UN Security Council resolution 1483 of 22 May 2003 lifted the long-standing sanctions regime and provided an international framework for the reconstruction process. However, the "Development Fund" mentioned in the resolution, and where monies raised from oil sales will be deposited, is under the clear control of the occupying powers, and even the "independent" body mandated to oversee expenditures from the Fund, is not directly accountable at an international level.
"Without some international accountability, there is no assurance that either body will direct reconstruction efforts towards the protection of human rights," said Amnesty International, "or, at a minimum, ensure that development projects do not end up causing human rights abuses."
There was a good deal of talk from the coalition forces about the human rights of the Iraqi people before the war. "If this was genuine, the US and UK should now make clear that projects directed at human rights protection will receive priority attention in the reconstruction process" said Amnesty. They should also commit to including information on how disbursements made under the Fund further human rights protection in their reports to the Security Council.

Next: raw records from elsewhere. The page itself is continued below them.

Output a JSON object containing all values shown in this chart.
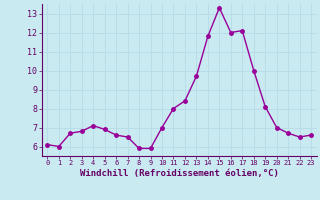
{
  "x": [
    0,
    1,
    2,
    3,
    4,
    5,
    6,
    7,
    8,
    9,
    10,
    11,
    12,
    13,
    14,
    15,
    16,
    17,
    18,
    19,
    20,
    21,
    22,
    23
  ],
  "y": [
    6.1,
    6.0,
    6.7,
    6.8,
    7.1,
    6.9,
    6.6,
    6.5,
    5.9,
    5.9,
    7.0,
    8.0,
    8.4,
    9.7,
    11.8,
    13.3,
    12.0,
    12.1,
    10.0,
    8.1,
    7.0,
    6.7,
    6.5,
    6.6
  ],
  "line_color": "#990099",
  "marker_color": "#990099",
  "bg_color": "#c8eaf0",
  "grid_color": "#aadddd",
  "xlabel": "Windchill (Refroidissement éolien,°C)",
  "xlabel_color": "#660066",
  "tick_color": "#660066",
  "ylim": [
    5.5,
    13.5
  ],
  "xlim": [
    -0.5,
    23.5
  ],
  "yticks": [
    6,
    7,
    8,
    9,
    10,
    11,
    12,
    13
  ],
  "xticks": [
    0,
    1,
    2,
    3,
    4,
    5,
    6,
    7,
    8,
    9,
    10,
    11,
    12,
    13,
    14,
    15,
    16,
    17,
    18,
    19,
    20,
    21,
    22,
    23
  ]
}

The conference is being billed as looking to the future: "It is worrying, therefore, that human rights issues are not even mentioned on the detailed, 8 page agenda," said David Petrasek, Senior Director of Amnesty International's Policy and Evaluation Program. "We are attending the meeting to insist that there can be no rebuilding without a foundation comprising the rule of law, equality and respect for all human rights of all Iraqis. The successful reconstruction of Iraq demands too that there is effective justice for the hundreds of thousands of victims of past human rights abuses in Iraq."
"Reconstruction is not just a narrow economic matter," added Amnesty International. Particularly in a situation of occupation, the rebuilding process will necessarily impact greatly on political and social issues, and on human rights across the board. "There must be justice for past abuses, but what is needed also is an assurance of social justice in the future."

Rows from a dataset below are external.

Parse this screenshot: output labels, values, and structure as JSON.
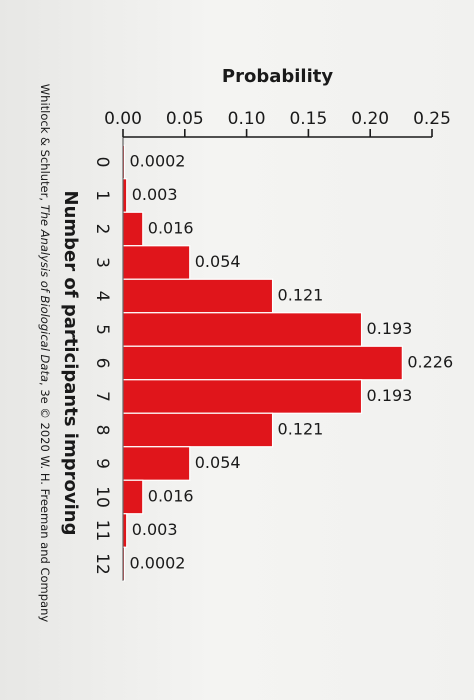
{
  "chart_data": {
    "type": "bar",
    "orientation": "rotated-90-clockwise",
    "title": "",
    "xlabel": "Number of participants improving",
    "ylabel": "Probability",
    "ylim": [
      0,
      0.25
    ],
    "yticks": [
      "0.00",
      "0.05",
      "0.10",
      "0.15",
      "0.20",
      "0.25"
    ],
    "categories": [
      "0",
      "1",
      "2",
      "3",
      "4",
      "5",
      "6",
      "7",
      "8",
      "9",
      "10",
      "11",
      "12"
    ],
    "values": [
      0.0002,
      0.003,
      0.016,
      0.054,
      0.121,
      0.193,
      0.226,
      0.193,
      0.121,
      0.054,
      0.016,
      0.003,
      0.0002
    ],
    "data_labels": [
      "0.0002",
      "0.003",
      "0.016",
      "0.054",
      "0.121",
      "0.193",
      "0.226",
      "0.193",
      "0.121",
      "0.054",
      "0.016",
      "0.003",
      "0.0002"
    ],
    "bar_color": "#e0151b",
    "grid": false,
    "legend": "none"
  },
  "credit": {
    "prefix": "Whitlock & Schluter, ",
    "title": "The Analysis of Biological Data",
    "suffix": ", 3e © 2020 W. H. Freeman and Company"
  }
}
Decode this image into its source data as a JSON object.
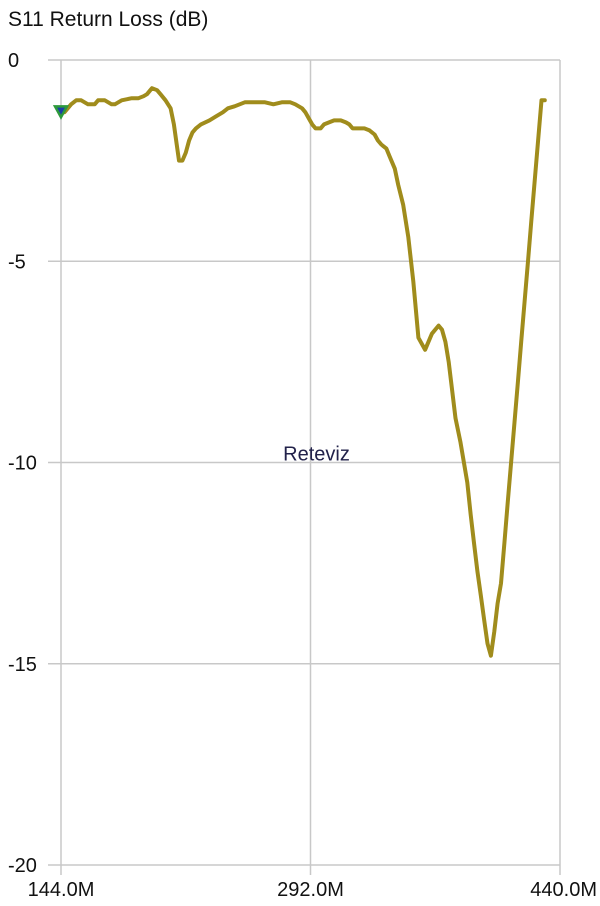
{
  "chart_data": {
    "type": "line",
    "title": "S11 Return Loss (dB)",
    "xlabel": "",
    "ylabel": "",
    "xlim": [
      144.0,
      440.0
    ],
    "ylim": [
      -20,
      0
    ],
    "x_ticks": [
      144.0,
      292.0,
      440.0
    ],
    "x_tick_labels": [
      "144.0M",
      "292.0M",
      "440.0M"
    ],
    "y_ticks": [
      0,
      -5,
      -10,
      -15,
      -20
    ],
    "y_tick_labels": [
      "0",
      "-5",
      "-10",
      "-15",
      "-20"
    ],
    "grid": true,
    "annotation": "Reteviz",
    "series_color": "#a08c1c",
    "marker_color": "#2d9a3c",
    "series": [
      {
        "x": [
          144,
          146,
          150,
          153,
          156,
          160,
          164,
          166,
          170,
          174,
          176,
          180,
          186,
          190,
          193,
          195,
          197,
          198,
          201,
          203,
          206,
          209,
          211,
          213,
          214,
          216,
          218,
          220,
          222,
          224,
          227,
          232,
          236,
          240,
          243,
          247,
          250,
          253,
          256,
          260,
          265,
          270,
          275,
          280,
          283,
          285,
          287,
          289,
          291,
          293,
          295,
          298,
          300,
          303,
          306,
          310,
          313,
          315,
          317,
          320,
          324,
          327,
          330,
          332,
          334,
          337,
          339,
          342,
          344,
          347,
          350,
          353,
          356,
          360,
          364,
          368,
          370,
          372,
          374,
          376,
          378,
          381,
          383,
          385,
          387,
          389,
          391,
          393,
          395,
          397,
          399,
          401,
          403,
          405,
          407,
          409,
          411,
          413,
          415,
          417,
          419,
          421,
          423,
          425,
          427,
          429,
          431,
          433,
          434,
          435,
          436,
          437,
          438,
          439,
          440
        ],
        "y": [
          -1.3,
          -1.3,
          -1.1,
          -1.0,
          -1.0,
          -1.1,
          -1.1,
          -1.0,
          -1.0,
          -1.1,
          -1.1,
          -1.0,
          -0.95,
          -0.95,
          -0.9,
          -0.85,
          -0.75,
          -0.7,
          -0.75,
          -0.85,
          -1.0,
          -1.2,
          -1.6,
          -2.2,
          -2.5,
          -2.5,
          -2.3,
          -2.0,
          -1.8,
          -1.7,
          -1.6,
          -1.5,
          -1.4,
          -1.3,
          -1.2,
          -1.15,
          -1.1,
          -1.05,
          -1.05,
          -1.05,
          -1.05,
          -1.1,
          -1.05,
          -1.05,
          -1.1,
          -1.15,
          -1.2,
          -1.3,
          -1.45,
          -1.6,
          -1.7,
          -1.7,
          -1.6,
          -1.55,
          -1.5,
          -1.5,
          -1.55,
          -1.6,
          -1.7,
          -1.7,
          -1.7,
          -1.75,
          -1.85,
          -2.0,
          -2.1,
          -2.2,
          -2.4,
          -2.7,
          -3.1,
          -3.6,
          -4.4,
          -5.5,
          -6.9,
          -7.2,
          -6.8,
          -6.6,
          -6.7,
          -7.0,
          -7.5,
          -8.2,
          -8.9,
          -9.5,
          -10.0,
          -10.5,
          -11.3,
          -12.0,
          -12.7,
          -13.3,
          -13.9,
          -14.5,
          -14.8,
          -14.2,
          -13.5,
          -13.0,
          -12.0,
          -11.0,
          -10.0,
          -9.0,
          -8.0,
          -7.0,
          -6.0,
          -5.0,
          -4.0,
          -3.0,
          -2.0,
          -1.0,
          -1.0,
          -1.0,
          -1.0,
          -1.0,
          -1.0,
          -1.0,
          -1.0,
          -1.0,
          -1.0
        ]
      }
    ]
  }
}
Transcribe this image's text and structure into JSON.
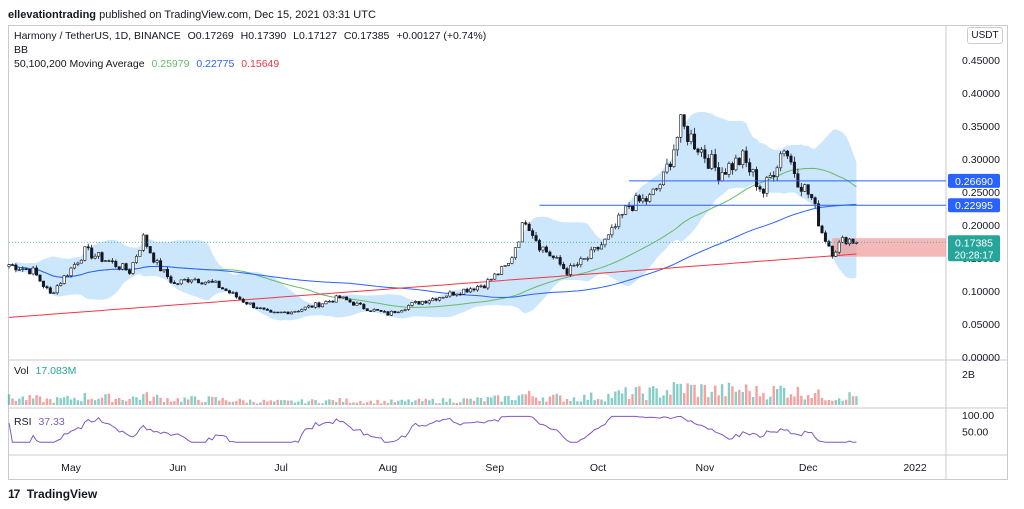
{
  "header": {
    "author": "ellevationtrading",
    "published_text": "published on TradingView.com, Dec 15, 2021 03:31 UTC"
  },
  "legend": {
    "symbol": "Harmony / TetherUS, 1D, BINANCE",
    "open": "O0.17269",
    "high": "H0.17390",
    "low": "L0.17127",
    "close": "C0.17385",
    "change": "+0.00127 (+0.74%)",
    "bb_label": "BB",
    "ma_label": "50,100,200 Moving Average",
    "ma50": "0.25979",
    "ma100": "0.22775",
    "ma200": "0.15649",
    "vol_label": "Vol",
    "vol_value": "17.083M",
    "rsi_label": "RSI",
    "rsi_value": "37.33"
  },
  "unit_label": "USDT",
  "footer": {
    "logo": "17",
    "brand": "TradingView"
  },
  "colors": {
    "up": "#26a69a",
    "down": "#ef5350",
    "ma50": "#66bb6a",
    "ma100": "#2962ff",
    "ma200": "#f23645",
    "bb_fill": "#bbdefb",
    "rsi": "#7e57c2",
    "level": "#2962ff"
  },
  "chart_data": {
    "type": "candlestick",
    "interval": "1D",
    "ylim": [
      0,
      0.5
    ],
    "y_ticks": [
      "0.45000",
      "0.40000",
      "0.35000",
      "0.30000",
      "0.25000",
      "0.20000",
      "0.15000",
      "0.10000",
      "0.05000",
      "0.00000"
    ],
    "y_tick_values": [
      0.45,
      0.4,
      0.35,
      0.3,
      0.25,
      0.2,
      0.15,
      0.1,
      0.05,
      0.0
    ],
    "x_ticks": [
      "May",
      "Jun",
      "Jul",
      "Aug",
      "Sep",
      "Oct",
      "Nov",
      "Dec",
      "2022"
    ],
    "x_tick_dates": [
      "2021-05-01",
      "2021-06-01",
      "2021-07-01",
      "2021-08-01",
      "2021-09-01",
      "2021-10-01",
      "2021-11-01",
      "2021-12-01",
      "2022-01-01"
    ],
    "x_range": [
      "2021-04-13",
      "2022-01-10"
    ],
    "last_date": "2021-12-15",
    "close_anchors": [
      [
        "2021-04-13",
        0.14
      ],
      [
        "2021-04-20",
        0.13
      ],
      [
        "2021-04-25",
        0.095
      ],
      [
        "2021-05-05",
        0.16
      ],
      [
        "2021-05-12",
        0.145
      ],
      [
        "2021-05-18",
        0.13
      ],
      [
        "2021-05-22",
        0.18
      ],
      [
        "2021-05-26",
        0.14
      ],
      [
        "2021-05-31",
        0.11
      ],
      [
        "2021-06-05",
        0.12
      ],
      [
        "2021-06-12",
        0.11
      ],
      [
        "2021-06-20",
        0.085
      ],
      [
        "2021-06-28",
        0.065
      ],
      [
        "2021-07-05",
        0.07
      ],
      [
        "2021-07-12",
        0.08
      ],
      [
        "2021-07-18",
        0.09
      ],
      [
        "2021-07-25",
        0.075
      ],
      [
        "2021-08-01",
        0.065
      ],
      [
        "2021-08-08",
        0.08
      ],
      [
        "2021-08-15",
        0.09
      ],
      [
        "2021-08-22",
        0.1
      ],
      [
        "2021-08-29",
        0.11
      ],
      [
        "2021-09-05",
        0.14
      ],
      [
        "2021-09-10",
        0.21
      ],
      [
        "2021-09-14",
        0.17
      ],
      [
        "2021-09-18",
        0.15
      ],
      [
        "2021-09-22",
        0.13
      ],
      [
        "2021-09-28",
        0.15
      ],
      [
        "2021-10-04",
        0.18
      ],
      [
        "2021-10-10",
        0.23
      ],
      [
        "2021-10-16",
        0.24
      ],
      [
        "2021-10-20",
        0.27
      ],
      [
        "2021-10-25",
        0.35
      ],
      [
        "2021-10-30",
        0.32
      ],
      [
        "2021-11-05",
        0.28
      ],
      [
        "2021-11-12",
        0.3
      ],
      [
        "2021-11-18",
        0.25
      ],
      [
        "2021-11-24",
        0.32
      ],
      [
        "2021-11-28",
        0.27
      ],
      [
        "2021-12-02",
        0.24
      ],
      [
        "2021-12-05",
        0.19
      ],
      [
        "2021-12-08",
        0.16
      ],
      [
        "2021-12-12",
        0.18
      ],
      [
        "2021-12-15",
        0.174
      ]
    ],
    "current_price": {
      "value": 0.17385,
      "label": "0.17385",
      "countdown": "20:28:17"
    },
    "levels": [
      {
        "value": 0.2669,
        "label": "0.26690",
        "start": "2021-10-10"
      },
      {
        "value": 0.22995,
        "label": "0.22995",
        "start": "2021-09-14"
      }
    ],
    "support_zone": {
      "start": "2021-12-08",
      "end": "2022-01-10",
      "low": 0.152,
      "high": 0.18
    },
    "ma50": "0.25979",
    "ma100": "0.22775",
    "ma200": "0.15649",
    "volume": {
      "label": "Vol",
      "value": "17.083M",
      "axis_tick": "2B",
      "peak_date": "2021-05-19"
    },
    "rsi": {
      "label": "RSI",
      "value": "37.33",
      "ticks": [
        "100.00",
        "50.00"
      ],
      "tick_values": [
        100,
        50
      ]
    }
  }
}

The report raises concerns about a lack of transparency in the awarding of contacts and the reconstruction process, arguing that the lack of information denies Iraqis their right to participate in making decisions on important issues including the rebuilding of the justice system, and projects in relation to policing, health, and education.

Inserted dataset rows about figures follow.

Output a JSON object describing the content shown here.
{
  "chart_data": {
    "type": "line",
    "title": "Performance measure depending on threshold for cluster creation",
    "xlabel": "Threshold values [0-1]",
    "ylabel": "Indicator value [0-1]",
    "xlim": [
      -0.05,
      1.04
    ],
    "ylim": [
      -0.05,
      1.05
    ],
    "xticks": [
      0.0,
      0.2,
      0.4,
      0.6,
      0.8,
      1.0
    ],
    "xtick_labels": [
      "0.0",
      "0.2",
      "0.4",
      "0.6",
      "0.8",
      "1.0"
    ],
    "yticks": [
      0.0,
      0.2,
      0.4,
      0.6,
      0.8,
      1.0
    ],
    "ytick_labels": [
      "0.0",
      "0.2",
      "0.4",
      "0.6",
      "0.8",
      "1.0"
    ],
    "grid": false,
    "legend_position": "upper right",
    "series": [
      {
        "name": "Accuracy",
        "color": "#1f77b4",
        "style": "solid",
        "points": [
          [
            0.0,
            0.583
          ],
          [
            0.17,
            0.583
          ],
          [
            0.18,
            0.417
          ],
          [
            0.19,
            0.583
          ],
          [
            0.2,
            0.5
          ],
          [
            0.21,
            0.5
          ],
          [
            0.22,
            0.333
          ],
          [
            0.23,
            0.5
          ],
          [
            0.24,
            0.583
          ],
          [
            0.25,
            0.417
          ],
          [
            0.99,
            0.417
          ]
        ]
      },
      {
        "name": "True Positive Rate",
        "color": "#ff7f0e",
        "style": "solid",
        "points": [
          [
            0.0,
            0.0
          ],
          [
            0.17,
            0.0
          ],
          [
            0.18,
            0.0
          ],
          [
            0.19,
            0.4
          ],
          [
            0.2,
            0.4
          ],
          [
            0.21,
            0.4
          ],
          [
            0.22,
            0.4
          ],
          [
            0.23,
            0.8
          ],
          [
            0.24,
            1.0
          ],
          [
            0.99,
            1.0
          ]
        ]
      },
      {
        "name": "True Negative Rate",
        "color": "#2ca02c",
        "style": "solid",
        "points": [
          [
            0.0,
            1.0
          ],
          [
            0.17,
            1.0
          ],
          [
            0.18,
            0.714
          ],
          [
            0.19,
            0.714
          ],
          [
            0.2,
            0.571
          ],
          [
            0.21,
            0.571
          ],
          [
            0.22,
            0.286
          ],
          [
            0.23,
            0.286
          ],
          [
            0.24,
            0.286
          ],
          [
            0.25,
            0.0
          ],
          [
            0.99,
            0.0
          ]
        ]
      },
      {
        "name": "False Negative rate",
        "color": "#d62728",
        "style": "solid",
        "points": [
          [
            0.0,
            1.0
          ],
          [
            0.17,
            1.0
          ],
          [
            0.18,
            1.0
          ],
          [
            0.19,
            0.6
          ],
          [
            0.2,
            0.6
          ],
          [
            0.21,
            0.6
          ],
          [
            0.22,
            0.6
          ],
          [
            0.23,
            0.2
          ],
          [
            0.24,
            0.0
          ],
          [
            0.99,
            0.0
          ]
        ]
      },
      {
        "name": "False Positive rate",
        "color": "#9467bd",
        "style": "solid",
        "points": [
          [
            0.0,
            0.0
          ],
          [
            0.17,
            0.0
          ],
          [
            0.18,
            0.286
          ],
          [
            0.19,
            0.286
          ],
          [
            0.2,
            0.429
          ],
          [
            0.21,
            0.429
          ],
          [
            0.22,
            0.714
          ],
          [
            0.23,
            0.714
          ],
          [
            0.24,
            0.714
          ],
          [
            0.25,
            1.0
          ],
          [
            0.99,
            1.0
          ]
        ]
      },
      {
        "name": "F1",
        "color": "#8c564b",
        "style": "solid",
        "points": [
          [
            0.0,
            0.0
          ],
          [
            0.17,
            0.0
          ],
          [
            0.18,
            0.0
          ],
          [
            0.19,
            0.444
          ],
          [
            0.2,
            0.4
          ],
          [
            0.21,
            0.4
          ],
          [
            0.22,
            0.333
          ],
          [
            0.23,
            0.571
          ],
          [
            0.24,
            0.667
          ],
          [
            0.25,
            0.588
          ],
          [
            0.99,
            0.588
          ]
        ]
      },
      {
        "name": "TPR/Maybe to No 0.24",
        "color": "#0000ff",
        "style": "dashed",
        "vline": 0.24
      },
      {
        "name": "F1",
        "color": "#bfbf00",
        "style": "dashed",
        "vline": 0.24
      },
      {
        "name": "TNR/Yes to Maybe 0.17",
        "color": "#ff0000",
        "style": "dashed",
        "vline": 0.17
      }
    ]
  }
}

The current situation in Iraq shows the occupying powers failing to meet the security and personal safety needs of the Iraqi people. Hundreds of thousands of families are struggling to meet the requirements of daily life without salaries or pensions. In this situation, people are increasingly frustrated and do not know who to turn to with their concerns or complaints.
"It is almost impossible to find out the names of the frequently changing officials who are running government departments and there appears to be no system of regular communication between the Office of the Coalition Provisional Authority and the Iraqi population," said Amnesty International.
"The occupying powers must make an explicit commitment to involve Iraqis in decision-making related to the reconstruction. Iraqis themselves, ideally through representative institutions, ought to make decisions on rebuilding, on foreign investment, and on the selling of state assets," the organization said. Women too must be fully involved in the reconstruction process, as a necessary condition for the successful and peaceful rebuilding of Iraq.
The report directs several concerns at private companies, noting in particular the fear that company practices should not undermine support for the rule of law through encouraging corruption. Amnesty International is asking companies to measure their conduct against a new set of UN human rights principles drafted especially for business, and to avoid the arbitrary displacement of people that large infrastructure projects can often lead to. The report also urges companies to observe internationally-recognized security norms, in particular in employment and instructions to security personnel, and to avoid any kind of discrimination in their employment of Iraqis.
"A failure to fully integrate reforms to protect human rights in the process of change would be a betrayal of the people of Iraq." Amnesty International concluded.